CRÓNICAS MELÓMANAS X.
Aquella noche, como había sucedido en las últimas semanas de esa época, Isla Cárdenas llegó a mi casa a hacerme una visita nocturna más. Cuando sus visitas iniciaron, mis hijos creyeron que su padre o estaba enamorado o andaba desesperado, porque todas las noches en que me visitaba Isla, siempre le abría la puerta. Mis dos hijos habían tomado las visitas con la mejor salud familiar y aceptaron que tuviera una pareja nocturna.
Alguna vez llegué a pensar que mis vástagos en realidad querían una hermana mayor a quien contarle sus penalidades infantiles. Mis dos hijos imaginaban que sus futuros hermanitos conformarían un travieso archipiélago: al varón lo llamarían Puerto Rico y a las mujercitas, porque ilusionaban dos, les pondrían Jamaica y Martinica. Aunque una ocasión ellos pensaron que podrían nacer las Islas Marías y nunca más hablaron del asunto.
Por su parte, Isla jugaba tan bien con mis hijos que hacía sentirme padre de tres y no de dos. Pero cuando nos quedábamos solos, Isla se transformaba en mujer: adquiría una madurez inusitada, que ahora pienso ocurrente, y entre los dos nos comíamos el mundo. Y precisamente aquella noche que he querido contar, me di cuenta de su deseo inconsciente: tener, no un hijo, sino un padre.
Esa noche, antes de que Isla llamara a la puerta, yo escuchaba un disco de la Orquesta Mondragón que ella me había obsequiado a la semana de sus visitas sospechosas. Me pareció que ya tenía ensayada esa parte del disco. Cuando arrancó a cantar Javier Gurruchaga, el vocalista de la Orquesta, Isla tocaba el timbre en el preciso instante en que el cantante entonaba “Llaman al timbre, salgo a mirar / y abro la puerta y estás ahí / dulce regalo que Satanás / manda para mí”.
Aquella vez, mientras ella entraba a mi casa con un desmedido contoneo, la canción de la Orquesta Mondragón seguía: “Su asignatura que va a aprobar / explíqueme otra vez la lección / deme una clase particular / señor profesor”. Enseguida, Isla volteó hacia mí, y yo, en lugar de besar con pasión sus carnosos labios, le di un beso en la frente, mucho mejor del que le hubiera dado el Santo Padre. De un salto aterrizó hasta el sofá y se recostó para que la disfrutara sin recato.
De inmediato, yo fui a sentarme a su lado y ella entrecruzó sus exuberantes piernas con las mías, en tanto el disco de la Orquesta Mondragón seguía girando a 33 rpm. Sin pudor alguno, Isla recostó su cabeza en mi regazo y me pidió que siguiera la canción que escuchábamos. Y no tuve más remedio que tratar de entonar la parte que el vocalista de la Mondragón cantaba: “Lolita, me excitas / perversa piel de melocotón / Lolita, maldita / adolescente sin corazón”.

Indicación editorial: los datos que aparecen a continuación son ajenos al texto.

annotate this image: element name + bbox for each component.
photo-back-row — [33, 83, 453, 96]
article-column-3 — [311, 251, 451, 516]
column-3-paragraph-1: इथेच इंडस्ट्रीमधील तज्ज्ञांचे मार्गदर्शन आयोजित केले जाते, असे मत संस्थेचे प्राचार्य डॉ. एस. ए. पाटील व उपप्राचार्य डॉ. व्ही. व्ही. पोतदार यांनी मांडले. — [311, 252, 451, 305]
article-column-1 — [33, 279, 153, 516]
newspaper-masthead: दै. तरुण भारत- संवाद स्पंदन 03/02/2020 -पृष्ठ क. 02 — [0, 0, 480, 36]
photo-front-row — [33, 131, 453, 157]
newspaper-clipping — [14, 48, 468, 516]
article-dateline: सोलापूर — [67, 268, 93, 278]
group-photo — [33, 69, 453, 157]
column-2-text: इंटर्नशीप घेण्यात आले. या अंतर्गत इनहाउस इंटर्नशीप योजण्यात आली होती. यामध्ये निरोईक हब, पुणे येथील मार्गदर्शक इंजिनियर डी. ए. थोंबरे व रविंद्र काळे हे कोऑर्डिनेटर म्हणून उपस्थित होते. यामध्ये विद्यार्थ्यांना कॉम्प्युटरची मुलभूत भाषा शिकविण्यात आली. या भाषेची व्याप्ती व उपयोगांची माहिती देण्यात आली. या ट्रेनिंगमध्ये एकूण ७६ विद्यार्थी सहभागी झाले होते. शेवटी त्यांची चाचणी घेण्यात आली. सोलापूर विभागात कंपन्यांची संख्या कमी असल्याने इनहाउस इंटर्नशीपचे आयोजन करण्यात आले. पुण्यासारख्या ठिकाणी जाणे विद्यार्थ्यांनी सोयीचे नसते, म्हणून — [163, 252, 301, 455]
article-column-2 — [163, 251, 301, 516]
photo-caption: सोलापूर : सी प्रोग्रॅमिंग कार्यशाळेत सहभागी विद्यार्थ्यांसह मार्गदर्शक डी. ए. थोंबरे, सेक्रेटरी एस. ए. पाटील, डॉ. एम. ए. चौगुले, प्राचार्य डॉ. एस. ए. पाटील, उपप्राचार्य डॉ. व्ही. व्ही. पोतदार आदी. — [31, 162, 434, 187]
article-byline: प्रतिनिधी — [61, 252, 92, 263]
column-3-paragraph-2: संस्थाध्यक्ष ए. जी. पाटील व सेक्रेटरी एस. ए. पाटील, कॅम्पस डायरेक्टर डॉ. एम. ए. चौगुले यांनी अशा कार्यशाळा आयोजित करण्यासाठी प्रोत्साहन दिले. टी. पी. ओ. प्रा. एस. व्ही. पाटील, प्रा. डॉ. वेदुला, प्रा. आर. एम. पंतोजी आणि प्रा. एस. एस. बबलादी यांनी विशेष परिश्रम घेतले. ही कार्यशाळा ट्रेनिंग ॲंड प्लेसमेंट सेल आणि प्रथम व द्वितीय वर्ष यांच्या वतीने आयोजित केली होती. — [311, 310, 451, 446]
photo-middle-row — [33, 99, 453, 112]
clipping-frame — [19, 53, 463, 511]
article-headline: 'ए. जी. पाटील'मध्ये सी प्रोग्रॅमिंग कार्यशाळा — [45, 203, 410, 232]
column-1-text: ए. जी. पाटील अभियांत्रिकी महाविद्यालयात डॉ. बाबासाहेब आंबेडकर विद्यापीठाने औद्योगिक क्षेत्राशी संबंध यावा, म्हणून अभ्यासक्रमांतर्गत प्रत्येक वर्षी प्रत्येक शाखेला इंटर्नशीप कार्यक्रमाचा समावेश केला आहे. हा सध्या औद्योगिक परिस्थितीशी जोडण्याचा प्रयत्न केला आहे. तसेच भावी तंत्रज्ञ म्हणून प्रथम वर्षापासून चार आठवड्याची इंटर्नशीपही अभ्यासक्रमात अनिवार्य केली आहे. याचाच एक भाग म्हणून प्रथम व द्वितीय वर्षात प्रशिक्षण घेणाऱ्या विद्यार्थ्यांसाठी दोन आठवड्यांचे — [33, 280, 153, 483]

Esa misma noche, luego de voltear el disco que disfrutábamos y de escucharle decir que se le antojaba matrimonio, yo entré en pánico. Eso sucedió en el instante en que Gurruchaga cantaba la última estrofa de la pieza: “Niña de fuego / con labios de mujer fatal / como se entere de nuestros juegos / tu papá…” Enseguida que terminó esa canción, descansé, no sé de qué, aunque sentí alivio que hubiera acabado esa composición. Al amanecer, decidí que, en lugar del matrimonio que me pidió, haría los arreglos necesarios para la adopción.